Jesse Benton said the agreement calls for the libertarian congressman from Texas to get 17 additional delegates from Louisiana, as well as three more delegates and two alternates from Massachusetts, The New York Times reported.
The status of delegates from Main was still up in the air, the newspaper said, but Benton said there was a proposal to split that state's delegates between Paul and Romney.
The Times said a Republican National Committee official confirmed the deal.
The Paul campaign also has had influence as the party developed its platform, the Times said, with a plank calling for an audit of the Federal Reserve.
The Times noted Paul is not on the roster of speakers at the GOP national convention next week in Tampa, Fla., though his son, U.S. Sen. Rand Paul of Kentucky, is.
The delegate deal headed off a potential political brouhaha at the convention. The Republican National Committee had concerns Paul supporters from at least six states would disrupt the convention, where Romney is to be formally named the GOP's presidential nominee.

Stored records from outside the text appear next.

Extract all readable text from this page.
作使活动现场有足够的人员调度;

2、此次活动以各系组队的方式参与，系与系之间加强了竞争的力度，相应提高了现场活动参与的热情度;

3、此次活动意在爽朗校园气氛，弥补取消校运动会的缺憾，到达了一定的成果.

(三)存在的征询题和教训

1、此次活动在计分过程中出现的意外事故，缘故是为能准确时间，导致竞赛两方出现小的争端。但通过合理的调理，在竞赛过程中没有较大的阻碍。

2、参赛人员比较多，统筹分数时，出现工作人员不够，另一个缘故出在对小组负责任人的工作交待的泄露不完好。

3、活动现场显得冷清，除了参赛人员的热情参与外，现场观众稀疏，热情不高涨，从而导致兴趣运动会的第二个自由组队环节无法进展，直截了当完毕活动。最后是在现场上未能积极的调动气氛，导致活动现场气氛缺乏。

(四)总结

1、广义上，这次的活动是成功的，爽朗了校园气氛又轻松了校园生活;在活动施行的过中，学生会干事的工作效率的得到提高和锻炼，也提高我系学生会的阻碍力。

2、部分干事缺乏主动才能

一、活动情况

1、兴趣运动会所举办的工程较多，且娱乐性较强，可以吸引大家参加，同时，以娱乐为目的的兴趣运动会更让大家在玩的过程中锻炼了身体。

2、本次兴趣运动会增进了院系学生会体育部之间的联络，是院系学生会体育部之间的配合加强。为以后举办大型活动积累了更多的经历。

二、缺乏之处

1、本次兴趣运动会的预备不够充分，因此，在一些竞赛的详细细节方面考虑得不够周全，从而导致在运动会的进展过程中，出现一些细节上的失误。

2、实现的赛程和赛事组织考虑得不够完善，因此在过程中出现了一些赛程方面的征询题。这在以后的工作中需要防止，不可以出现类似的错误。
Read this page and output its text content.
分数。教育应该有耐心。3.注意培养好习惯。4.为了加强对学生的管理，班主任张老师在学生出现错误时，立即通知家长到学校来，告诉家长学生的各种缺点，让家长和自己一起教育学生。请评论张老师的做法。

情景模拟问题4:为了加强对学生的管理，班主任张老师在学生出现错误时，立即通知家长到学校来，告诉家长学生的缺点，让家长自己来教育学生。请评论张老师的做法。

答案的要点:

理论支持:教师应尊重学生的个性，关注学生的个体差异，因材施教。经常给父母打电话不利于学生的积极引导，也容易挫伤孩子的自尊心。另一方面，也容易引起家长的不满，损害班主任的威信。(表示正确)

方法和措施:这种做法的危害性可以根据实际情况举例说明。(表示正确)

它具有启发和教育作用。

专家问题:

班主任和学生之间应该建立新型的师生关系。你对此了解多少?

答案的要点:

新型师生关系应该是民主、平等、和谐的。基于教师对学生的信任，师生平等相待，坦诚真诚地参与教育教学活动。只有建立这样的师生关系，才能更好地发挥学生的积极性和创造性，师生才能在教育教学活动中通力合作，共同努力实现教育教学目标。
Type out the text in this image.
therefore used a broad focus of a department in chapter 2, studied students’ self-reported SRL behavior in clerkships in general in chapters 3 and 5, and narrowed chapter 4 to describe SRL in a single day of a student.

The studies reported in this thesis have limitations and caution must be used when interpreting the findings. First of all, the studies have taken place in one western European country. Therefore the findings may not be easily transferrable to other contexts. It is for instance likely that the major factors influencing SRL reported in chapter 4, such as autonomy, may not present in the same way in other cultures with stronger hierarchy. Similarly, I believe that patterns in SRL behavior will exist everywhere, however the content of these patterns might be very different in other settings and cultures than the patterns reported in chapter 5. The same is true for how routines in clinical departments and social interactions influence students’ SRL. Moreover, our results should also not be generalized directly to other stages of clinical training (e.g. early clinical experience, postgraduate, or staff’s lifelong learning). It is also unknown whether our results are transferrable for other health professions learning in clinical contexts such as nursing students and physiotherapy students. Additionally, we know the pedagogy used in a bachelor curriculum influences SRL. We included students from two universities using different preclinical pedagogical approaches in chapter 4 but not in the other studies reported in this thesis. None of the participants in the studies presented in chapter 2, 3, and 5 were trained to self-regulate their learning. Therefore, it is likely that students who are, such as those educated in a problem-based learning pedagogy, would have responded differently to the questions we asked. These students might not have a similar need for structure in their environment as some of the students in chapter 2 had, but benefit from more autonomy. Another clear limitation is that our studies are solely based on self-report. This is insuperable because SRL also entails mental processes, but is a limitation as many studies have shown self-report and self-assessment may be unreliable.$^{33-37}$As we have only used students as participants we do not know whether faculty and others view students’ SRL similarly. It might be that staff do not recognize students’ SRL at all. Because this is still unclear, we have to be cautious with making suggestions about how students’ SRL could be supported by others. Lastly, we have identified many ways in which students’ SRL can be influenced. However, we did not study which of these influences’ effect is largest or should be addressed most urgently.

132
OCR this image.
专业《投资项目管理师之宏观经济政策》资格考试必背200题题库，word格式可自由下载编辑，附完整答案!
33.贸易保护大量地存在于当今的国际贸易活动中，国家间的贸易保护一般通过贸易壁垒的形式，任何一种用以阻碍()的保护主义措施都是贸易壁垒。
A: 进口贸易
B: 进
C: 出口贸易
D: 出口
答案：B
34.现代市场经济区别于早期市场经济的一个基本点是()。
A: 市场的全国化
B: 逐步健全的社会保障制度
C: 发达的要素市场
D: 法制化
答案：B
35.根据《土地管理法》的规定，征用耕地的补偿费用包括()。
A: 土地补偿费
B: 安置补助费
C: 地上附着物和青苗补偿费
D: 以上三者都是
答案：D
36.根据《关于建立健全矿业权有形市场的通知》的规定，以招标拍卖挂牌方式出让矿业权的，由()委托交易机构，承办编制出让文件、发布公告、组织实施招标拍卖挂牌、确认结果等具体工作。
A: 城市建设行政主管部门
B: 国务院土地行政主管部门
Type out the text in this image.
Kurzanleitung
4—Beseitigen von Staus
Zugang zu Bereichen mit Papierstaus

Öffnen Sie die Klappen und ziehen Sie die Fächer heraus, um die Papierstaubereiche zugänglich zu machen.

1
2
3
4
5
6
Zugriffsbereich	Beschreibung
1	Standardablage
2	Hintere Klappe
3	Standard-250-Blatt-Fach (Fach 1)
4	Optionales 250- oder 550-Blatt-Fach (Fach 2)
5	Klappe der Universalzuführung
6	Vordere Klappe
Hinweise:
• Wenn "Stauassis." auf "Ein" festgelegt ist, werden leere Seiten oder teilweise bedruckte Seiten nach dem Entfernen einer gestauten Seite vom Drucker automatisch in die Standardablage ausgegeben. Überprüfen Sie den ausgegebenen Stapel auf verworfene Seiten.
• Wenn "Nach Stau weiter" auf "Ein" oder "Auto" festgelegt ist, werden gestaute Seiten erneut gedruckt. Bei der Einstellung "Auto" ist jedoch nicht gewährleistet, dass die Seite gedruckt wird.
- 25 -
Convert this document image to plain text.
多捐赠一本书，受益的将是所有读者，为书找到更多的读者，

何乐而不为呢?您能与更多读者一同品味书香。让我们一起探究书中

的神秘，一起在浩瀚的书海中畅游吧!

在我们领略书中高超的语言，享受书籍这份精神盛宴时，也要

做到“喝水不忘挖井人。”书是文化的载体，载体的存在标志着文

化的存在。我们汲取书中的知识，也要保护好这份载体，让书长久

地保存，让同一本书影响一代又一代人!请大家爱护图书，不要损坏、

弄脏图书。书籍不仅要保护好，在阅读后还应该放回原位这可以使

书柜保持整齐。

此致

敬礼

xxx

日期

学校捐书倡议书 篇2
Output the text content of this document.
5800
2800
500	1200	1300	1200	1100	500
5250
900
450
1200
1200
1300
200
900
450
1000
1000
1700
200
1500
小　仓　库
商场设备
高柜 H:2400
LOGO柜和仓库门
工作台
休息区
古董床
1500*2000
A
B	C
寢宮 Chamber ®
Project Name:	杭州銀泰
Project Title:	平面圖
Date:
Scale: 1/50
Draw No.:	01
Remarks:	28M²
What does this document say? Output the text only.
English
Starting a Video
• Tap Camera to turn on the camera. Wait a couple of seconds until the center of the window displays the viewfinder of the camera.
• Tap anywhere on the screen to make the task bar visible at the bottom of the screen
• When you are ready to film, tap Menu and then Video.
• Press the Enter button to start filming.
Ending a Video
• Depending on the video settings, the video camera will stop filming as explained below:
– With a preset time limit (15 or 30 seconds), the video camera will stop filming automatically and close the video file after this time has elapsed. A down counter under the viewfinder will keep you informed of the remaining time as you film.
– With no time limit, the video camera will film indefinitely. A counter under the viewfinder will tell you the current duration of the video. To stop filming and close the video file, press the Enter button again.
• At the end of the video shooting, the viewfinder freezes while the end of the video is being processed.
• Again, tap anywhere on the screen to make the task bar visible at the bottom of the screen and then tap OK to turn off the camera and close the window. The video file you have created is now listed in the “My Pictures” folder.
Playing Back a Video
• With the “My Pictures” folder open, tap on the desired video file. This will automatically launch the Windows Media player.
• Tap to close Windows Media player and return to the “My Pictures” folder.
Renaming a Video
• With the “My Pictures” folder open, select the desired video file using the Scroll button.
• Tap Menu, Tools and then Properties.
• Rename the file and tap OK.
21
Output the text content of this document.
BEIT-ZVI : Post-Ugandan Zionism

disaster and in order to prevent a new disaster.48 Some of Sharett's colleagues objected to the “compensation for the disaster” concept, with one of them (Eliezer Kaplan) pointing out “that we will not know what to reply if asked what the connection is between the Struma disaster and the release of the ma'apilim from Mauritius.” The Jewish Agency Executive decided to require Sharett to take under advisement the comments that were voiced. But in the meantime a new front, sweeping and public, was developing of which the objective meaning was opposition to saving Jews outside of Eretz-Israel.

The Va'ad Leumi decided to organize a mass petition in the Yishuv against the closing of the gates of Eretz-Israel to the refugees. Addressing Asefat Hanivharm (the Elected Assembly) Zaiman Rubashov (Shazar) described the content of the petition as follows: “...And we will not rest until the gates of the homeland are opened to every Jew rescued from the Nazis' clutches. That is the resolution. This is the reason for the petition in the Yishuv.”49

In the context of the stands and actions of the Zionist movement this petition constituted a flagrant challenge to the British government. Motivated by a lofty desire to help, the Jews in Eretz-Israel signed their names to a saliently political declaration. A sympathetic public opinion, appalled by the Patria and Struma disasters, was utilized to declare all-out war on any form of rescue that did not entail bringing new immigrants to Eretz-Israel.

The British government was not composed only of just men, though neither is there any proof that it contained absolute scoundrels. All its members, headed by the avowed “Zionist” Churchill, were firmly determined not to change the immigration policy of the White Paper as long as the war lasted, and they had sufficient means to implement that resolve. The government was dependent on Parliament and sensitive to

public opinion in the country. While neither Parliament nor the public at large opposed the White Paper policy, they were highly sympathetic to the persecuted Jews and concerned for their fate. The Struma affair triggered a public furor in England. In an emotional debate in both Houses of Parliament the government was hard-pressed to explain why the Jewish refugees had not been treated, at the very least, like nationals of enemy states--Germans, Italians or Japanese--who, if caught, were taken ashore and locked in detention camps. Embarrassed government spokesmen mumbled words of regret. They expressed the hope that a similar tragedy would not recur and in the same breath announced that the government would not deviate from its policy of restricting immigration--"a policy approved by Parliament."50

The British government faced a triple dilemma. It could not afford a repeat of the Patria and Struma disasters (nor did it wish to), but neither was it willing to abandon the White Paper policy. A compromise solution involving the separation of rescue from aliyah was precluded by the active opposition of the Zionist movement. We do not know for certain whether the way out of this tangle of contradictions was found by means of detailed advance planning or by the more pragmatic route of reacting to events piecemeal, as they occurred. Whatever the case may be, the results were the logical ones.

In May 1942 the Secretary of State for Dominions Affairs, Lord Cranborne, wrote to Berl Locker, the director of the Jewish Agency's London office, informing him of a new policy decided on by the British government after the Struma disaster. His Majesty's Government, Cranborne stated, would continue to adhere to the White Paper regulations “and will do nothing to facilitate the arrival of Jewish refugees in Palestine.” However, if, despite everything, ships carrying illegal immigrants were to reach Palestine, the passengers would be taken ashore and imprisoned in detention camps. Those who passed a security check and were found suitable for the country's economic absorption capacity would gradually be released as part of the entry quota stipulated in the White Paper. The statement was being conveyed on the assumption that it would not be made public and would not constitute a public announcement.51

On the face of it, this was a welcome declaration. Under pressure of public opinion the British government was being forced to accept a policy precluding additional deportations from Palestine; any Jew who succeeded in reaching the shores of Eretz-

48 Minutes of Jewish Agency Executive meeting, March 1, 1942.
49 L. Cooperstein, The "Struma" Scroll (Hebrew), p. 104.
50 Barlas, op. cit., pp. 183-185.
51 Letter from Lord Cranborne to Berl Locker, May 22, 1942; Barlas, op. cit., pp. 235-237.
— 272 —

The Portland (Maine) Press Herald had reported earlier the committee had told 20 Maine delegates who support Ron Paul they may not be seated. Republican Maine Gov. Paul LePage threatened to boycott the convention, which starts Monday, if those elected delegates are not seated.
The committee had said Massachusetts and Louisiana Paul delegates would also not be seated, Examiner.com reported.
Ron Paul ended active campaigning May 14 to focus on state delegate-selection conventions.
He failed July 14 to win a plurality of delegates at the final state Republican convention in Nebraska, ending his ability to ensure a speaking spot at the national convention.
The threat by a Paul campaign attorney Monday that Paul supporters from across the country would withhold their votes from Romney followed an Aug. 10 decision by the contests committee that procedures used at the chaotic and sometimes violent Oklahoma Republican Convention May 11-12 to select 25 delegates and alternatives to the convention out of a total of 43 were appropriate.
Paul supporters, some claiming to have been physically attacked at the convention by Romney supporters, alleged many party and parliamentary rules, as well as state law, were not followed.
GOP Oklahoma Gov. Mary Fallin was booed at the convention when she said the party's single goal was to elect Romney as president.
Romney, a former governor of Massachusetts, finished second in Oklahoma's March 6 presidential primary, losing to former U.S. Sen. Rick Santorum of Pennsylvania. Paul won no delegates in the vote.
At one point during a challenging moment at the convention, the overhead lights were turned off and a room partition was moved across the room, isolating many attendees from the rest of the body, video aired by KFOR-TV, Oklahoma City, indicated.
The Paul attorney's threat received a cold response from a high-level convention official.
"That this lawyer turned a rules challenge into political blackmail was thuggish and certainly not the way to restore the first principles of this republic, which is the professed aim of the Ron Paul revolution," convention Vice Chairman Solomon Yue told The Washington Times.
Oklahoma GOP Chairman Matt Parnell revealed the threat during a live Times webcast that featured Parnell and RNC Chairman Reince Priebus as guests.
The threat would have little effect on the Nov. 6 presidential election's outcome in Oklahoma, which is one of the strongest Republican states in the union, but could tip the balance in swing states such as Colorado and New Hampshire, which have concentrations of "Paulites," the Times said.